Related in this section: PostgreSQL WHERE · AND Operator · LIMIT

Frequently Asked Questions

What does OR return when one expression is NULL?
TRUE OR NULL returns TRUE because one side is definitively true. FALSE OR NULL returns NULL because the outcome is uncertain — the NULL side could be either true or false. NULL OR NULL returns NULL. This three-valued logic means rows can be unexpectedly excluded when OR combines with nullable columns.
Does the OR operator lock the table in PostgreSQL?
No. OR is a logical operator evaluated at query planning and execution time. It does not acquire any locks on tables or rows. Only data-modification statements and DDL commands cause locking.
When should I use IN instead of OR in a WHERE clause?
Use IN when you are comparing a single column against a list of values — it is more readable and the planner can optimize it more cleanly. Use OR when the conditions involve different columns or complex expressions that cannot be expressed as a simple value list.
Can I negate an OR expression in PostgreSQL?

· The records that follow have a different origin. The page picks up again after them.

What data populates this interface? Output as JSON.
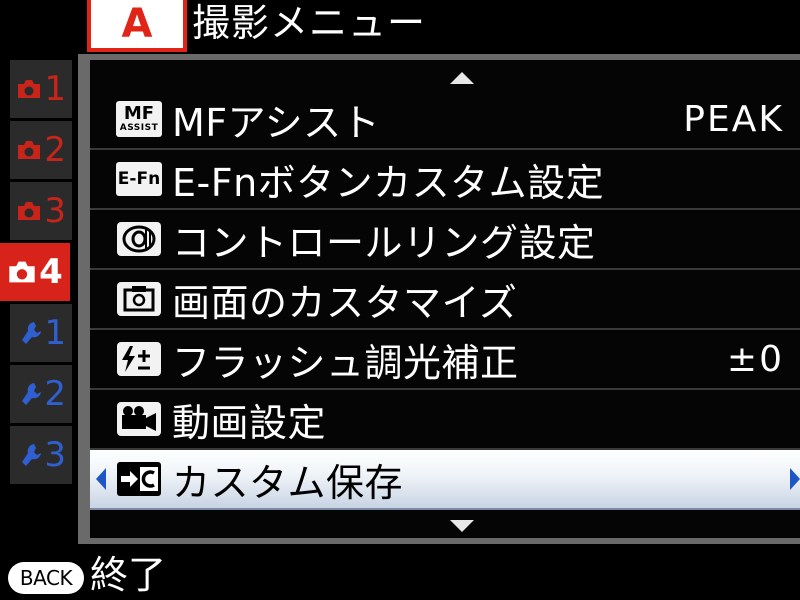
{
  "header": {
    "mode_badge": "A",
    "title": "撮影メニュー"
  },
  "side_tabs": [
    {
      "icon": "camera-icon",
      "number": "1",
      "color": "#c9241a",
      "active": false
    },
    {
      "icon": "camera-icon",
      "number": "2",
      "color": "#c9241a",
      "active": false
    },
    {
      "icon": "camera-icon",
      "number": "3",
      "color": "#c9241a",
      "active": false
    },
    {
      "icon": "camera-icon",
      "number": "4",
      "color": "#ffffff",
      "active": true
    },
    {
      "icon": "wrench-icon",
      "number": "1",
      "color": "#2f5fd0",
      "active": false
    },
    {
      "icon": "wrench-icon",
      "number": "2",
      "color": "#2f5fd0",
      "active": false
    },
    {
      "icon": "wrench-icon",
      "number": "3",
      "color": "#2f5fd0",
      "active": false
    }
  ],
  "menu": {
    "items": [
      {
        "icon": "mf-assist-icon",
        "icon_text_top": "MF",
        "icon_text_bottom": "ASSIST",
        "label": "MFアシスト",
        "value": "PEAK",
        "selected": false
      },
      {
        "icon": "e-fn-icon",
        "icon_text": "E-Fn",
        "label": "E-Fnボタンカスタム設定",
        "value": "",
        "selected": false
      },
      {
        "icon": "control-ring-icon",
        "label": "コントロールリング設定",
        "value": "",
        "selected": false
      },
      {
        "icon": "display-custom-icon",
        "label": "画面のカスタマイズ",
        "value": "",
        "selected": false
      },
      {
        "icon": "flash-compensation-icon",
        "label": "フラッシュ調光補正",
        "value": "±0",
        "selected": false
      },
      {
        "icon": "movie-camera-icon",
        "label": "動画設定",
        "value": "",
        "selected": false
      },
      {
        "icon": "custom-save-icon",
        "label": "カスタム保存",
        "value": "",
        "selected": true
      }
    ]
  },
  "footer": {
    "back_button": "BACK",
    "back_action": "終了"
  },
  "colors": {
    "accent_red": "#e02418",
    "accent_blue": "#1e56c8",
    "panel_border": "#6a6a6a"
  }
}
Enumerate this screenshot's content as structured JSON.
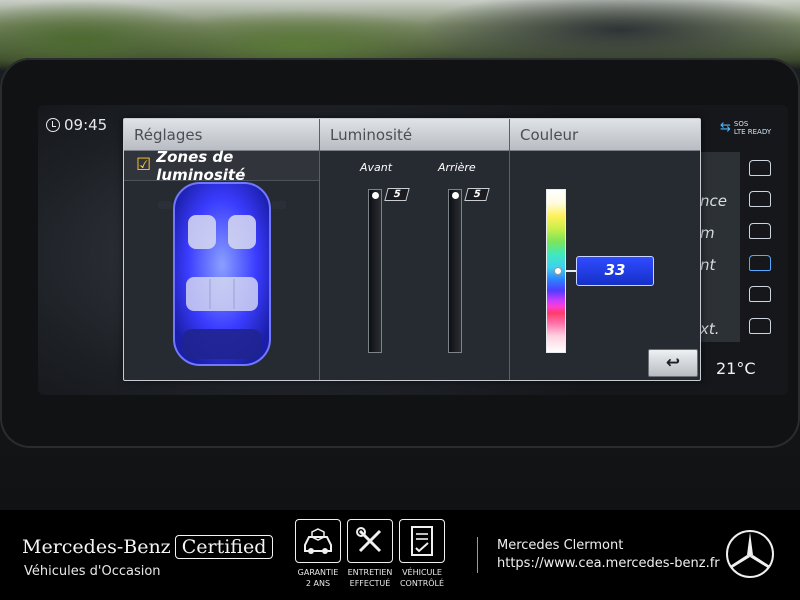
{
  "status": {
    "time": "09:45",
    "sos_top": "SOS",
    "sos_bottom": "LTE READY",
    "temperature": "21°C"
  },
  "side_labels": [
    "nce",
    "m",
    "nt",
    "xt."
  ],
  "dialog": {
    "col1_title": "Réglages",
    "col2_title": "Luminosité",
    "col3_title": "Couleur",
    "zones_checked": true,
    "zones_label": "Zones de luminosité",
    "front_label": "Avant",
    "rear_label": "Arrière",
    "front_value": "5",
    "rear_value": "5",
    "front_level_pct": 100,
    "rear_level_pct": 100,
    "color_value": "33",
    "color_level_pct": 50,
    "back_symbol": "↩"
  },
  "footer": {
    "brand": "Mercedes-Benz",
    "certified": "Certified",
    "subtitle": "Véhicules d'Occasion",
    "badges": [
      {
        "icon": "car-shield-icon",
        "line1": "GARANTIE",
        "line2": "2 ANS"
      },
      {
        "icon": "tools-icon",
        "line1": "ENTRETIEN",
        "line2": "EFFECTUÉ"
      },
      {
        "icon": "checklist-icon",
        "line1": "VÉHICULE",
        "line2": "CONTRÔLÉ"
      }
    ],
    "dealer": "Mercedes Clermont",
    "url": "https://www.cea.mercedes-benz.fr"
  },
  "colors": {
    "accent_blue": "#2f4cff",
    "check_yellow": "#ffcc33",
    "ambient_blue": "#3a3cff"
  }
}
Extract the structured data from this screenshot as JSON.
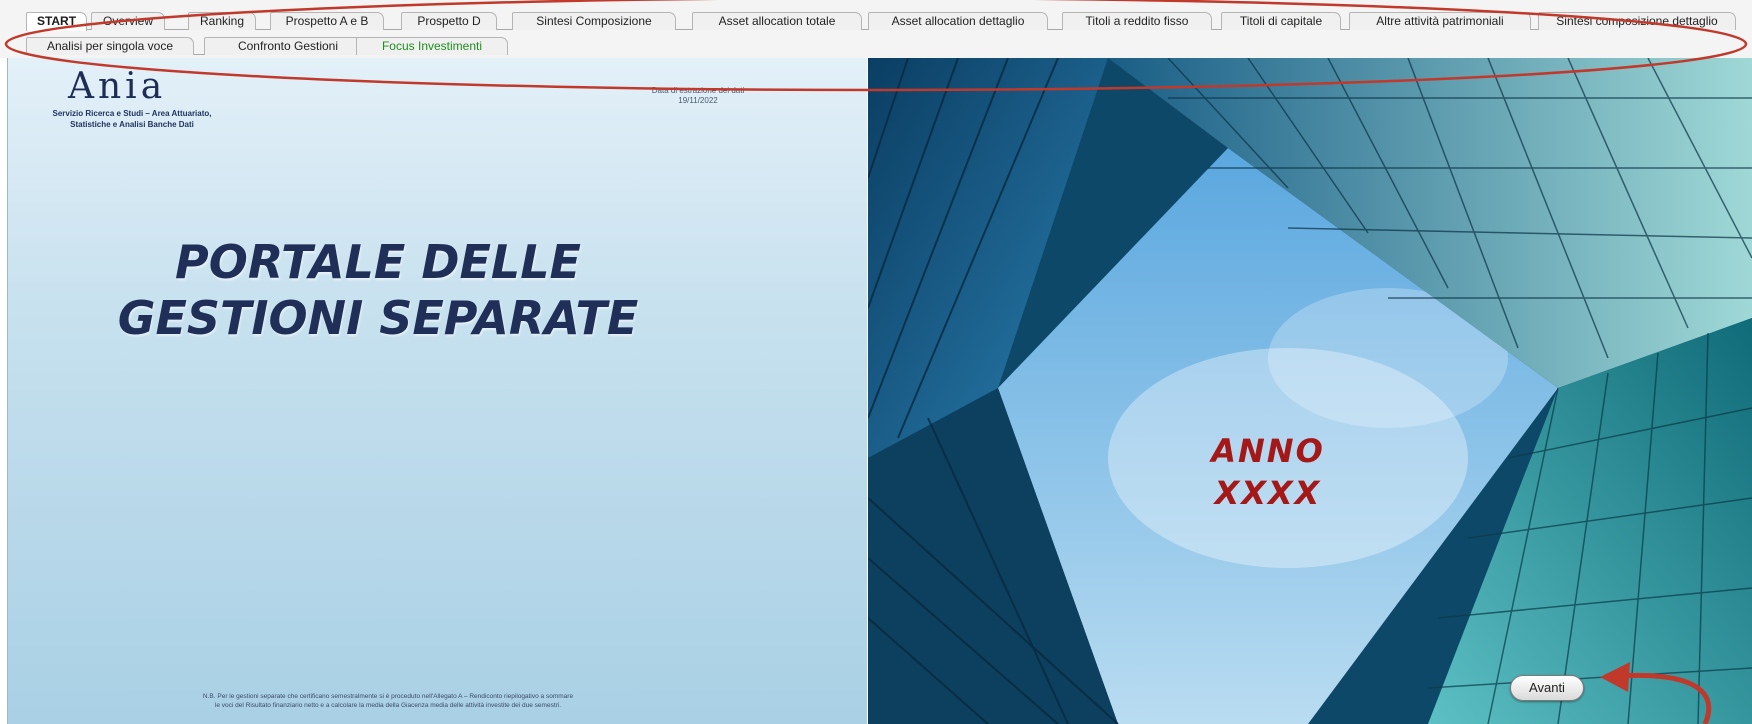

Yes. Wrap the OR expression and prepend NOT: WHERE NOT (status = 'cancelled' OR status = 'refunded'). By De Morgan's law, this is equivalent to WHERE status != 'cancelled' AND status != 'refunded', which can also be written as WHERE status NOT IN ('cancelled', 'refunded').
What is the safest way to use OR across multiple columns in production?
Always add parentheses around OR groups when mixing with AND. Test queries with EXPLAIN ANALYZE to verify index usage — OR conditions across different columns can result in BitmapOr plans that are less efficient than a single index scan. For large result sets, consider rewriting as a UNION ALL of simpler queries, each with a targeted index.